La pression politique monte autour des marchés prédictifs. Un nouveau projet de loi bipartisan vise désormais directement les plus hauts responsables américains, avec une interdiction claire de participer à ces plateformes.
Une interdiction ciblée pour éviter les abus d’information
Le texte, baptisé PREDICT Act, a été présenté par les représentants Adrian Smith et Nikki Budzinski. Il propose d’interdire aux membres du Congrès, au président, au vice-président ainsi qu’aux responsables politiques nommés de parier sur des événements via des marchés prédictifs.

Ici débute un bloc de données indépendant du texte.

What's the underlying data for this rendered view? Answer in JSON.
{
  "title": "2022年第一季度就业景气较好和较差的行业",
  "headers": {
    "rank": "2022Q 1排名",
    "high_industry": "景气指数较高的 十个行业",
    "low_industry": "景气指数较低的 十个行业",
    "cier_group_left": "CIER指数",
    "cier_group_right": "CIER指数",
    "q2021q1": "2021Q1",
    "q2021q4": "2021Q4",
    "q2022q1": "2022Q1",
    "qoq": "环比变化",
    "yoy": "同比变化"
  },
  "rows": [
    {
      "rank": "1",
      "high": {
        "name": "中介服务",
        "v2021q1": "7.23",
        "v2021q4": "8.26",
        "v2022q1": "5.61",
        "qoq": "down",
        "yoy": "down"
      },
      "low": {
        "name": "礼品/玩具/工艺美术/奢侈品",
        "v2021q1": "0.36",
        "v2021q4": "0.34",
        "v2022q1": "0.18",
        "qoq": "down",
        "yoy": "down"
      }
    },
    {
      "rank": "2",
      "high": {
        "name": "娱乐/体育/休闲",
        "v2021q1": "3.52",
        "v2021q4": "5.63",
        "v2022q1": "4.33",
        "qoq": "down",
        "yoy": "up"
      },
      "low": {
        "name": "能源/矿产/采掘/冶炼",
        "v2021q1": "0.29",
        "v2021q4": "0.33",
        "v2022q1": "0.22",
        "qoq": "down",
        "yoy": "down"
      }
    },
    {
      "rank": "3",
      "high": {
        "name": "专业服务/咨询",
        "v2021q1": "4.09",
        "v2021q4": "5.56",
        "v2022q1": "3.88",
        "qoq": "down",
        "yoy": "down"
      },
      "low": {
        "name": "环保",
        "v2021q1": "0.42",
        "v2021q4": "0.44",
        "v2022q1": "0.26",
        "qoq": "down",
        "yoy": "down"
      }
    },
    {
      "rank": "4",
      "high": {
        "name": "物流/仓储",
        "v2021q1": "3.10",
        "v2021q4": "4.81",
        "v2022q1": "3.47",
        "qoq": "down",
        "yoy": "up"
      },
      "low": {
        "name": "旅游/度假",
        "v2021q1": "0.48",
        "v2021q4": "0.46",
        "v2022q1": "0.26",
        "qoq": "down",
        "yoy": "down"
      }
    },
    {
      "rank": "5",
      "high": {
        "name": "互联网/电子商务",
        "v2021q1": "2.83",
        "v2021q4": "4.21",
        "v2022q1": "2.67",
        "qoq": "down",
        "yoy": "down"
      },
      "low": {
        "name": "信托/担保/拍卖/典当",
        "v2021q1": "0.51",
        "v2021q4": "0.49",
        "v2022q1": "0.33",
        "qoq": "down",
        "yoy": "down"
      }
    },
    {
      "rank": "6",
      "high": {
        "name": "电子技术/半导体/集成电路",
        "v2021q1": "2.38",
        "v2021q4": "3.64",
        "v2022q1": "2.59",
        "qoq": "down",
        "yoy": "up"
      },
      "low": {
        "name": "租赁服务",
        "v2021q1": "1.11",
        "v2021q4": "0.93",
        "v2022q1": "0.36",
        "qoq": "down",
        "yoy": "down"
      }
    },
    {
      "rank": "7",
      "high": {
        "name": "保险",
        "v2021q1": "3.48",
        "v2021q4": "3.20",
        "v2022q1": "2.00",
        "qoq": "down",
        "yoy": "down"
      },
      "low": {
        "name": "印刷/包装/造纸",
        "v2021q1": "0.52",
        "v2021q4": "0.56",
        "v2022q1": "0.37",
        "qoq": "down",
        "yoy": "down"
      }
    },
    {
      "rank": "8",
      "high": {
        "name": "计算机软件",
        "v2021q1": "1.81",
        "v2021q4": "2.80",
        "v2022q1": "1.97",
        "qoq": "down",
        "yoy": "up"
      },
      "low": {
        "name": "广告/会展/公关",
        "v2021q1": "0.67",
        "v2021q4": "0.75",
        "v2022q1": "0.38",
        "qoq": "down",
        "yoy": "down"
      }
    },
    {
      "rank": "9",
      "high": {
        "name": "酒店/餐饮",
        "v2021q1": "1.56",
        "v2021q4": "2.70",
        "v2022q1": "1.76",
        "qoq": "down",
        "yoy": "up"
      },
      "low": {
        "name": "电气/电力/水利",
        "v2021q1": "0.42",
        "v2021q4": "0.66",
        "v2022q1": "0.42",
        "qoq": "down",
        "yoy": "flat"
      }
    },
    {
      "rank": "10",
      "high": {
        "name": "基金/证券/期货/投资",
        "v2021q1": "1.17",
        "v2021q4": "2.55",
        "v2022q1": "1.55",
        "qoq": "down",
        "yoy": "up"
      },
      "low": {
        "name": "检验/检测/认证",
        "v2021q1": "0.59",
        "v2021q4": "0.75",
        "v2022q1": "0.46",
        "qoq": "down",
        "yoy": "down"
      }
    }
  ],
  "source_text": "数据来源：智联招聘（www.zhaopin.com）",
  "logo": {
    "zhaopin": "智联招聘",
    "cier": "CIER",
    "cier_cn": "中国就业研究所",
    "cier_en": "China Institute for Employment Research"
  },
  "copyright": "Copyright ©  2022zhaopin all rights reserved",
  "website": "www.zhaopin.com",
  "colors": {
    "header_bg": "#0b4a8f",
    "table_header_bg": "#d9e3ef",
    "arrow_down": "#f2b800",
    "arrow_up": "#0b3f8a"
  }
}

L’interdiction s’étend aussi à leurs proches, incluant conjoints et personnes à charge.
L’objectif est de répondre à une inquiétude croissante : l’utilisation potentielle d’informations privilégiées pour réaliser des gains financiers.
Selon Nikki Budzinski, des cas récents ont montré que certains traders peu connus avaient réalisé des profits importants sur des événements sensibles, comme des tensions géopolitiques ou des décisions politiques majeures.
Des sanctions financières dissuasives
Le projet de loi prévoit des sanctions strictes. Les contrevenants pourraient être soumis à une amende équivalente à 10 % de la valeur du contrat, ainsi qu’à la restitution complète des gains au Trésor américain.
Cette approche vise à fermer les failles réglementaires et à renforcer la confiance dans les institutions publiques.

Une vague de régulation contre les marchés prédictifs
Ce texte s’inscrit dans un mouvement plus large. Les marchés prédictifs font l’objet d’une surveillance accrue aux États-Unis, tant au niveau fédéral que local.
Plusieurs initiatives ont émergé ces dernières semaines :
– un projet visant à interdire les paris liés à la guerre, au terrorisme ou aux décès
– une proposition pour bannir les contrats assimilés à des paris sportifs ou à des jeux de casino
– des actions judiciaires engagées dans au moins 11 États
Les plateformes comme Kalshi et Polymarket sont particulièrement visées par ces mesures.
Des soupçons d’abus sur des événements sensibles
Les inquiétudes ne se limitent pas aux paris politiques. Certains élus évoquent des cas potentiels d’utilisation d’informations internes pour spéculer sur des événements majeurs.
Le sénateur Chris Murphy a notamment suggéré que des acteurs pourraient avoir profité d’informations liées aux décisions militaires américaines.
Ces accusations renforcent la volonté de réguler un secteur à la frontière entre finance et jeu d’argent.
Un secteur à un tournant
Face à cette pression, certaines plateformes commencent à adapter leurs règles, en limitant l’accès à certaines catégories d’utilisateurs, comme les responsables politiques ou les sportifs professionnels.
Le débat reste ouvert. Les marchés prédictifs sont perçus par certains comme des outils d’anticipation utiles, et par d’autres comme des formes déguisées de paris.
Avec ce nouveau projet de loi, les États-Unis semblent vouloir tracer une ligne claire. Et redéfinir les limites entre information, spéculation… et pouvoir.